EMISSION DU 23/05 - par Emprunt international: Pourquoi le Trésor a accéléré le pas en mode «Intraday»

En temps normal, une émission souveraine internationale peut s'étaler sur deux à trois jours. Le premier jour sert à annoncer le mandat des banques et à publier les intentions initiales de prix (IPT), laissant le temps aux gérants de fonds de digérer l'information et de formuler leurs ordres. Le pricing final intervient le lendemain, voire le surlendemain.

Le problème de cette méthode classique est l'exposition. Entre l'ouverture du livre d'ordres et sa clôture, le Trésor est à la merci d'un indicateur d'inflation américain supérieur aux attentes, d'une déclaration impromptue d'un membre de la FED, ou d'un choc géopolitique surtout dans le contexte actuel des tensions au Moyen-Orient.

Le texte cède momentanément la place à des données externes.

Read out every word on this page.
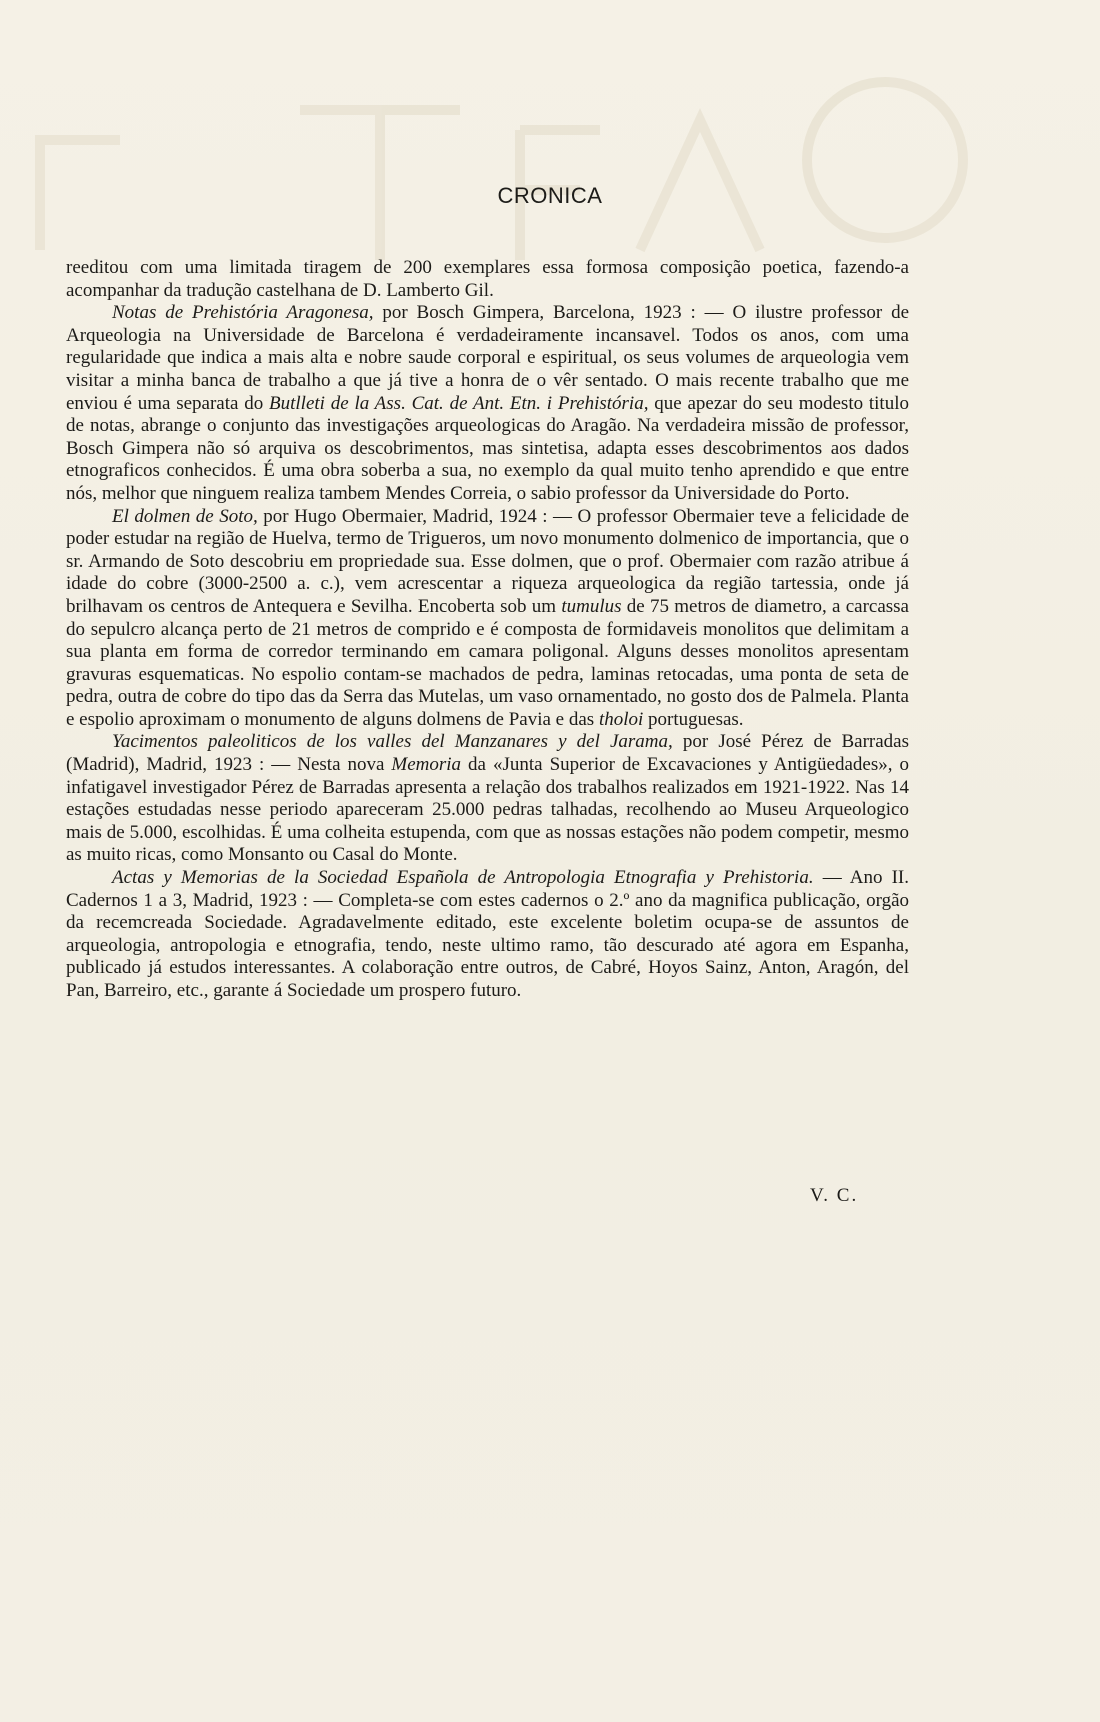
CRONICA

reeditou com uma limitada tiragem de 200 exemplares essa formosa composição poetica, fazendo-a acompanhar da tradução castelhana de D. Lamberto Gil.

Notas de Prehistória Aragonesa, por Bosch Gimpera, Barcelona, 1923 : — O ilustre professor de Arqueologia na Universidade de Barcelona é verdadeiramente incansavel. Todos os anos, com uma regularidade que indica a mais alta e nobre saude corporal e espiritual, os seus volumes de arqueologia vem visitar a minha banca de trabalho a que já tive a honra de o vêr sentado. O mais recente trabalho que me enviou é uma separata do Butlleti de la Ass. Cat. de Ant. Etn. i Prehistória, que apezar do seu modesto titulo de notas, abrange o conjunto das investigações arqueologicas do Aragão. Na verdadeira missão de professor, Bosch Gimpera não só arquiva os descobrimentos, mas sintetisa, adapta esses descobrimentos aos dados etnograficos conhecidos. É uma obra soberba a sua, no exemplo da qual muito tenho aprendido e que entre nós, melhor que ninguem realiza tambem Mendes Correia, o sabio professor da Universidade do Porto.

El dolmen de Soto, por Hugo Obermaier, Madrid, 1924 : — O professor Obermaier teve a felicidade de poder estudar na região de Huelva, termo de Trigueros, um novo monumento dolmenico de importancia, que o sr. Armando de Soto descobriu em propriedade sua. Esse dolmen, que o prof. Obermaier com razão atribue á idade do cobre (3000-2500 a. c.), vem acrescentar a riqueza arqueologica da região tartessia, onde já brilhavam os centros de Antequera e Sevilha. Encoberta sob um tumulus de 75 metros de diametro, a carcassa do sepulcro alcança perto de 21 metros de comprido e é composta de formidaveis monolitos que delimitam a sua planta em forma de corredor terminando em camara poligonal. Alguns desses monolitos apresentam gravuras esquematicas. No espolio contam-se machados de pedra, laminas retocadas, uma ponta de seta de pedra, outra de cobre do tipo das da Serra das Mutelas, um vaso ornamentado, no gosto dos de Palmela. Planta e espolio aproximam o monumento de alguns dolmens de Pavia e das tholoi portuguesas.

Yacimentos paleoliticos de los valles del Manzanares y del Jarama, por José Pérez de Barradas (Madrid), Madrid, 1923 : — Nesta nova Memoria da «Junta Superior de Excavaciones y Antigüedades», o infatigavel investigador Pérez de Barradas apresenta a relação dos trabalhos realizados em 1921-1922. Nas 14 estações estudadas nesse periodo apareceram 25.000 pedras talhadas, recolhendo ao Museu Arqueologico mais de 5.000, escolhidas. É uma colheita estupenda, com que as nossas estações não podem competir, mesmo as muito ricas, como Monsanto ou Casal do Monte.

Actas y Memorias de la Sociedad Española de Antropologia Etnografia y Prehistoria. — Ano II. Cadernos 1 a 3, Madrid, 1923 : — Completa-se com estes cadernos o 2.º ano da magnifica publicação, orgão da recemcreada Sociedade. Agradavelmente editado, este excelente boletim ocupa-se de assuntos de arqueologia, antropologia e etnografia, tendo, neste ultimo ramo, tão descurado até agora em Espanha, publicado já estudos interessantes. A colaboração entre outros, de Cabré, Hoyos Sainz, Anton, Aragón, del Pan, Barreiro, etc., garante á Sociedade um prospero futuro.

V. C.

C'est ce que les salles de marchés appellent le risque overnight (le risque de nuit). Une seule mauvaise nouvelle nocturne peut faire bondir les taux de référence (le Bund ou le Swap) et renchérir le coût de l'emprunt de plusieurs dizaines de millions d'euros pour l'État émetteur.

Le mode Intraday neutralise cette menace. Les banques chefs de file ouvrent le carnet à l'aube européenne, accumulent la liquidité durant la matinée, ajustent le spread à la mi-journée face à l'afflux des ordres, et figent les conditions de rendement avant la clôture des places financières. En moins de dix heures, le Trésor se met à l'abri des humeurs changeantes du marché.
Si l'Intraday offre un confort indéniable contre la volatilité, c'est un luxe réservé à un club restreint d'émetteurs. Pour réussir un tel coup de force, trois conditions non négociables doivent être réunies, et le Trésor a méthodiquement coché toutes les cases.

La première est la notoriété de la signature. Un gérant de fonds basé à Francfort, Londres ou New York n'a pas le temps de réunir son comité de crédit en deux heures pour analyser le profil de risque d'un pays qu'il connaît mal. Si le marché a répondu présent à hauteur de 5,2 milliards d’euros d'ordres pour le Maroc, c'est parce que l'analyse de crédit était déjà validée chez les institutionnels.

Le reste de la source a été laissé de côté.